Auf den ersten Blick wirkt das Programm wie das einer handelsüblichen Nachrichten-Radiostation. Gespräche zum Ukraine-Krieg, zur Politik der Bundesregierung oder zu medizinischen Themen, alle 30 Minuten unterbrochen von Nachrichten – so ging am Montagvormittag die Sendung „Berlin Live“ bei Mega Radio über den Sender.
Auch „Basta Berlin“ war zu hören, ein Format, in dem die beiden Moderatoren in lockerer, teils polemischer Art und Weise Aktuelles kommentieren. Allein: Diese Sendungen dürften dort gar nicht laufen. Sie stehen sogar im Blickfeld eines möglichen Verbots durch die EU.

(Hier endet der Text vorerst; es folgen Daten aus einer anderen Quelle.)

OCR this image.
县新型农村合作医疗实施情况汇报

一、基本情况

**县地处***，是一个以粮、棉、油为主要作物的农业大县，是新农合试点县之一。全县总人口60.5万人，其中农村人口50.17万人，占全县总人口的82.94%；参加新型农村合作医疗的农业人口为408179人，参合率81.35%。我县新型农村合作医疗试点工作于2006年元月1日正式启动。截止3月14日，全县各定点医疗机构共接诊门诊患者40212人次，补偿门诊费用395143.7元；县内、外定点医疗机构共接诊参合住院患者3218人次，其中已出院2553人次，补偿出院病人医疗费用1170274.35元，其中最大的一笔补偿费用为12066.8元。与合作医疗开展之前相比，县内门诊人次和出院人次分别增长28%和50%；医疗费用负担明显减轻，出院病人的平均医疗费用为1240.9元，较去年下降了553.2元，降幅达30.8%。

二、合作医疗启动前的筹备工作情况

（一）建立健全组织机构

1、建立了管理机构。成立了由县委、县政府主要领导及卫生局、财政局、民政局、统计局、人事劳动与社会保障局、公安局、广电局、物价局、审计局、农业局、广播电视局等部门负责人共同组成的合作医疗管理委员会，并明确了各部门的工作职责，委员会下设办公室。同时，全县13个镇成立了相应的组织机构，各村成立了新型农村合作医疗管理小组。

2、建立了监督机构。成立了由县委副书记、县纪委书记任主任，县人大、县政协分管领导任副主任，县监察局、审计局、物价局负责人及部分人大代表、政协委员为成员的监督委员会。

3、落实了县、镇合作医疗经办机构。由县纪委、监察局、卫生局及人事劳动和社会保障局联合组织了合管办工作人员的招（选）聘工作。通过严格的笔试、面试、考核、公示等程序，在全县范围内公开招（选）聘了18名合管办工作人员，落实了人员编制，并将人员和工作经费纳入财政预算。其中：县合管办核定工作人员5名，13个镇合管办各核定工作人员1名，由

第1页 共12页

Wegen Kreml-Propaganda: EU prüft Sputnik-Verbot
Denn bei „Berlin Live“ und „Basta Berlin“ handelt es sich um Übernahmen aus dem deutschsprachigen Radioangebot der staatlichen russischen Nachrichtenagentur Rossija Segodnja, die hierzulande auch als Sputnik oder SNA auftritt. „Sachlich, nah, ausgewogen“ lautet der Slogan des deutschen SNA-Programms. Die EU allerdings sieht in den Inhalten allerdings ein zentrales Propagandainstrument des Kreml. Verbreitet würden, genau wie bei dem TV-Sender RT, keine Nachrichten, sondern vor allem Verschwörungstheorien und Desinformationen.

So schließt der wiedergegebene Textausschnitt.